Başka bir anlatımla PKK grubu, “Ben pişman olup gelmedim, Sayın Abdullah Öcalan’ın mesajını getirdim ve örgütüme bağlıyım” ifadesine rağmen hakimlerimizce adeta “Hayır sen pişman oldun da farkında değilsin” gibi bir yaklaşımla serbest bırakılmıştır.
Sorarım size böyle bir tablodan sonra Hatip Dicle’nin iddiaları dikkate alınmaz mı?
Bırakın Hatip Dicle’nin ifşaatlarını, sadece Habur’da yaşananlara bakılsa bile bir şeylerin ayarlandığına hükmetmek için dahi olmak mı gerekiyor?
CHP’nin konuyu gensoru ile Meclis’e getirmek istemesi her türlü takdirin üstündedir.
Habur’da olan hadise adalet kavramının siyasete nasıl oyuncak yapıldığının net vesikasıdır.
TEKELLEŞME...
Cevizli arazisi ve Unkapanı binası!
TEKEL özelleştirilirken ne hikmetse Cevizli’deki dev arazi özelleştirme kapsamına alınmadı ve Maliye’ye devredildi.
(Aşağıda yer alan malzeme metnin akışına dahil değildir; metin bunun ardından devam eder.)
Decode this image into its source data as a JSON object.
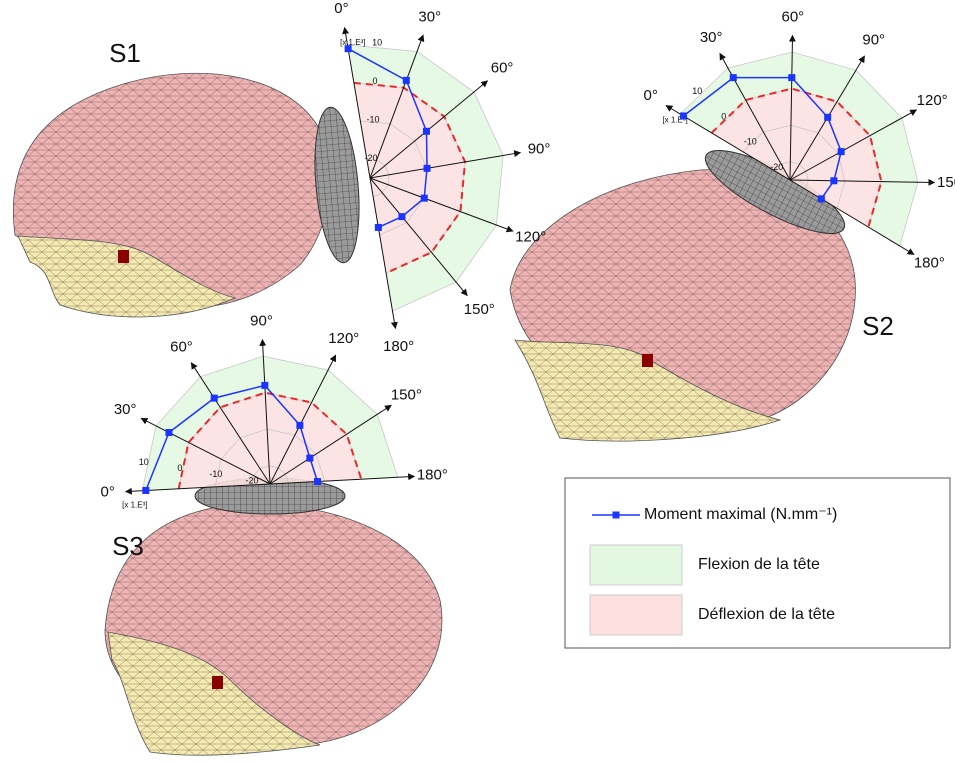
{
  "chart_data": [
    {
      "type": "radar",
      "title": "S1",
      "categories": [
        "0°",
        "30°",
        "60°",
        "90°",
        "120°",
        "150°",
        "180°"
      ],
      "values": [
        9,
        2,
        -6,
        -10,
        -10,
        -12,
        -12
      ],
      "ylim": [
        -25,
        10
      ],
      "yticks": [
        10,
        0,
        -10,
        -20
      ],
      "unit_label": "[x 1.E³]"
    },
    {
      "type": "radar",
      "title": "S2",
      "categories": [
        "0°",
        "30°",
        "60°",
        "90°",
        "120°",
        "150°",
        "180°"
      ],
      "values": [
        9,
        7,
        3,
        -5,
        -9,
        -13,
        -15
      ],
      "ylim": [
        -25,
        10
      ],
      "yticks": [
        10,
        0,
        -10,
        -20
      ],
      "unit_label": "[x 1.E³]"
    },
    {
      "type": "radar",
      "title": "S3",
      "categories": [
        "0°",
        "30°",
        "60°",
        "90°",
        "120°",
        "150°",
        "180°"
      ],
      "values": [
        9,
        6,
        3,
        2,
        -7,
        -12,
        -12
      ],
      "ylim": [
        -25,
        10
      ],
      "yticks": [
        10,
        0,
        -10,
        -20
      ],
      "unit_label": "[x 1.E³]"
    }
  ],
  "legend": {
    "series": {
      "name": "Moment maximal (N.mm⁻¹)",
      "color": "#1a35ff"
    },
    "regions": [
      {
        "name": "Flexion de la tête",
        "color": "#e3f8e1",
        "range": [
          0,
          10
        ]
      },
      {
        "name": "Déflexion de la tête",
        "color": "#fde1e1",
        "range": [
          -25,
          0
        ]
      }
    ],
    "boundary_color": "#e8282b"
  }
}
Devreden ise Tayyip Erdoğan’ın başkanı olduğu Özelleştirme Yüksek Kurulu. Nasıl oldu, niçin oldu derken iş ortaya çıktı. 434 dönümlük muhteşem arazi bugün kabinede olan pek çok ismin danışman olduğu Ülker’e yani onun kurmayı düşündüğü üniversiteye verildi. İlginçtir bu haber medyada yer bulmadı; çünkü Ülker malum iyi reklam veren bir grup. Derken dün Necati Doğru yazdı, meğer Unkapanı’ndaki TEKEL binası da bir yandaşa verilmiş. Kamuoyunda ortakları çok tartışılan Medipol Sağlık Grubu, TEKEL’in İstanbul’daki Merkezine sahip oldu. Görüyorsunuz Kamu’nun değerli arazi ve binaları özelleştirme sürecinde bile birileri adına bloke ediliyor... Medya teslim alındı peki ya muhalefet kıyameti niçin koparmıyor?
SİYASİ...
İl başkanı valilerle, gümüş yüzüklü valiler!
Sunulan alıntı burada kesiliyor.